Willkommenheissen ist das Gegenteil von Abwehren. Widerstand sagt zu einem negativen Gefühl: „Nein, das will ich nicht!“. Eine einladende Haltung sagt: „Ja, du bist hier willkommen.“ Das Gewahrsein heisst immer alles willkommen. Kein negatives Gefühl, wie stark es auch sei, kann der Einladung des Gewahrseins widerstehen.

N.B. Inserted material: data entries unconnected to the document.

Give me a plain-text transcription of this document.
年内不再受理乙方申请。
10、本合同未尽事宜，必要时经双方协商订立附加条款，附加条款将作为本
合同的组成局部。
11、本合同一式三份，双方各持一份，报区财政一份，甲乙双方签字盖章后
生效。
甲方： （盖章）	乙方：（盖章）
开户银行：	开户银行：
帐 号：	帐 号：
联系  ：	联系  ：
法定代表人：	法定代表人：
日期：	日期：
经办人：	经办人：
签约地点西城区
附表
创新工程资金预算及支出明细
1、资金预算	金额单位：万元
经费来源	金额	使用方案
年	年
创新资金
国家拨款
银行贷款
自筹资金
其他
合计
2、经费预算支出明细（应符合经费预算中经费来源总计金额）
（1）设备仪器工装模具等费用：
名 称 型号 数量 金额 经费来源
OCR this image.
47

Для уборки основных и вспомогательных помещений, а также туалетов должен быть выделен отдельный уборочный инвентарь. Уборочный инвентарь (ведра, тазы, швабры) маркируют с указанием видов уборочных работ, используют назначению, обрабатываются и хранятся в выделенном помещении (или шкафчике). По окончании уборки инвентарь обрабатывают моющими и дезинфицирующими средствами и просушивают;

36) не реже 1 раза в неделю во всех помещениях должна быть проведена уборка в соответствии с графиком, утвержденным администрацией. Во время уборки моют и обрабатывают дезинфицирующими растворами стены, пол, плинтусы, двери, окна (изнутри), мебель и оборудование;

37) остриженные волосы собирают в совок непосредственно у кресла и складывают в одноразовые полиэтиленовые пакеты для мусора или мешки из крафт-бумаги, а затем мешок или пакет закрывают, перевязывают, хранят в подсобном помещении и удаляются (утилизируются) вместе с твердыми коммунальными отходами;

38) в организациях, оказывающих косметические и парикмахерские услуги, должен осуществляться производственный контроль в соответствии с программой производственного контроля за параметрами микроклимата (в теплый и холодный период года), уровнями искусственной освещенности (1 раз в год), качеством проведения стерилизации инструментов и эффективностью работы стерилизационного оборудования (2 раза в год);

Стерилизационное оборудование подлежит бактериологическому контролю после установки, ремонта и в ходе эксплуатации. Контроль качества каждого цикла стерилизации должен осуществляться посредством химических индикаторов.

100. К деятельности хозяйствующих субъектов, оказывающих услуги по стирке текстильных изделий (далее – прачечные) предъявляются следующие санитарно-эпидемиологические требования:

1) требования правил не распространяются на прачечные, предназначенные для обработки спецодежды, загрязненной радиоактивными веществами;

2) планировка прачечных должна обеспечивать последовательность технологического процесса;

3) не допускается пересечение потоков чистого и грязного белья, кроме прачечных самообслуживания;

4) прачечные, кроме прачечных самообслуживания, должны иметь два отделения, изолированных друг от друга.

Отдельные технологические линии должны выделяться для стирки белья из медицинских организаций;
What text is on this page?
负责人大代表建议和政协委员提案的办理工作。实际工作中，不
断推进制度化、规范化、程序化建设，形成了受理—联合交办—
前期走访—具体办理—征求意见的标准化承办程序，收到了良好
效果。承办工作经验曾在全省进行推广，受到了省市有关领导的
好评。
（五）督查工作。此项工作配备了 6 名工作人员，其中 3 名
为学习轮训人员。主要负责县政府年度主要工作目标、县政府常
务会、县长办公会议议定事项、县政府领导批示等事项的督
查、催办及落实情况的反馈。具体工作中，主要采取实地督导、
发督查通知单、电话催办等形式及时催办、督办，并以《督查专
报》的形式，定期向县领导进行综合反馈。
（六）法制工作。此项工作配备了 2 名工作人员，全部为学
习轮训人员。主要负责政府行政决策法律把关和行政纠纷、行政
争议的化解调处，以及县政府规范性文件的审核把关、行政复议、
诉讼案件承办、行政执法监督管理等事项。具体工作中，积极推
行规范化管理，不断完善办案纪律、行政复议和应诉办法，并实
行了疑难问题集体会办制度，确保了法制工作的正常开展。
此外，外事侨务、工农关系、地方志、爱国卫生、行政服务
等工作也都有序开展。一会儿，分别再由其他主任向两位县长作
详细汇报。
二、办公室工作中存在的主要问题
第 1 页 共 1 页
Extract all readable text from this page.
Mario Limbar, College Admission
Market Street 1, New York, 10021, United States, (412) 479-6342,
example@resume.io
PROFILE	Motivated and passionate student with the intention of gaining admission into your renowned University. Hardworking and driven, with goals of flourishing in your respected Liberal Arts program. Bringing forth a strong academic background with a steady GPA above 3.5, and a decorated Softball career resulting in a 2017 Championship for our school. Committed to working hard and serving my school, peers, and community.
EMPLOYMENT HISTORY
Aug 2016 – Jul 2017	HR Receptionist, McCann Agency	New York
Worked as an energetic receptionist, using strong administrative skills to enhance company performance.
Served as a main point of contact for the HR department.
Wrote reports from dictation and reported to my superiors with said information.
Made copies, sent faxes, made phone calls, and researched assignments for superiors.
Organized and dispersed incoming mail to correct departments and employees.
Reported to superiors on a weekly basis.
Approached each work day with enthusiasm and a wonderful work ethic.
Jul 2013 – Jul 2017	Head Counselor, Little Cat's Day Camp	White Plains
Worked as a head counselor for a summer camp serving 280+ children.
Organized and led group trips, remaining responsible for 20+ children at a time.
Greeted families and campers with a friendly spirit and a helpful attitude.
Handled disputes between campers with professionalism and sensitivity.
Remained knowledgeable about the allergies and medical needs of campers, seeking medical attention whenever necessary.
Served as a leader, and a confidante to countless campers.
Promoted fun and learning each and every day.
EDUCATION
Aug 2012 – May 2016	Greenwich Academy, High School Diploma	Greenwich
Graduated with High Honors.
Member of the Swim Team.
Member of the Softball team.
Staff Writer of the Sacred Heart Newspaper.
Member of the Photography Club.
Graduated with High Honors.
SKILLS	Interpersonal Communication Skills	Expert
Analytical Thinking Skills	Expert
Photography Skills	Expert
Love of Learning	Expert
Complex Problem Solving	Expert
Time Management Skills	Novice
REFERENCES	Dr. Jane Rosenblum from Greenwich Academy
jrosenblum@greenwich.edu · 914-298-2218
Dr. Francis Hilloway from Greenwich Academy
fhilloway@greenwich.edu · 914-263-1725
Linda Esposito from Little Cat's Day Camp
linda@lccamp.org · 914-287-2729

Du schreibst, dass du trotz deiner früheren „Secret“-Bücher – nach deren Prinzipien du lebtest – schwierige Situationen erlebtest. Du gerietst sogar in eine depressive Phase. Ich schätze, nicht jeder Autor, der mit seinen von ihm propagierten Prinzipien Millionen verdient hat, würde so offen darüber schreiben. In „The Greatest Secret“ erzählst du, wie du einen Ausweg aus deinem Leid und dem Dilemma suchtest. Du hast es für dich gelöst, indem du alles willkommen hiesst:

Ich entschied, dass ich einfach aufhören würde, der Depression Widerstand zu leisten, wenn ich sie nicht mit positiven Gedanken ausser Kraft setzen konnte, denn ich wusste ja, „wogegen du dich wehrst, das bleibt bestehen.“ Also schloss ich die Augen und lenkte meinen Konzentration in meinen Körper, dorthin, wo die Depression ihren Sitz zu haben schien. Ich öffnete mich der schwarzen Wolke meiner Niedergeschlagenheit, als breite ich die Arme aus, um sie willkommen zu heissen, und als würde ich sie umarmen, wie man jemanden begrüsst, den man liebt und lange nicht mehr gesehen hat. Ich öffnete mein Herz und liebte die Depression so gut ich konnte und zog sie dicht an mich heran. Für ein paar Sekunden wurde es schlimmer, doch dann wurde es plötzlich leichter und leichte und löste sich schliesslich vollständig auf. Innerhalb von Sekunden war es vorbei – einfach so. Die Erleichterung war ausserordentlich. Einige Stunden später kehrte die Niedergeschlagenheit zurück, aber sie war viel weniger intensiv als zuvor. Ich wiederholte den gleichen Prozess, und praktizierte dies weiter, wann immer die Depression wieder auftrat. Jedes Mal wurde die Niedergeschlagenheit schwächer und immer schwächer, und nach nur wenigen Tagen war sie völlig verschwunden. 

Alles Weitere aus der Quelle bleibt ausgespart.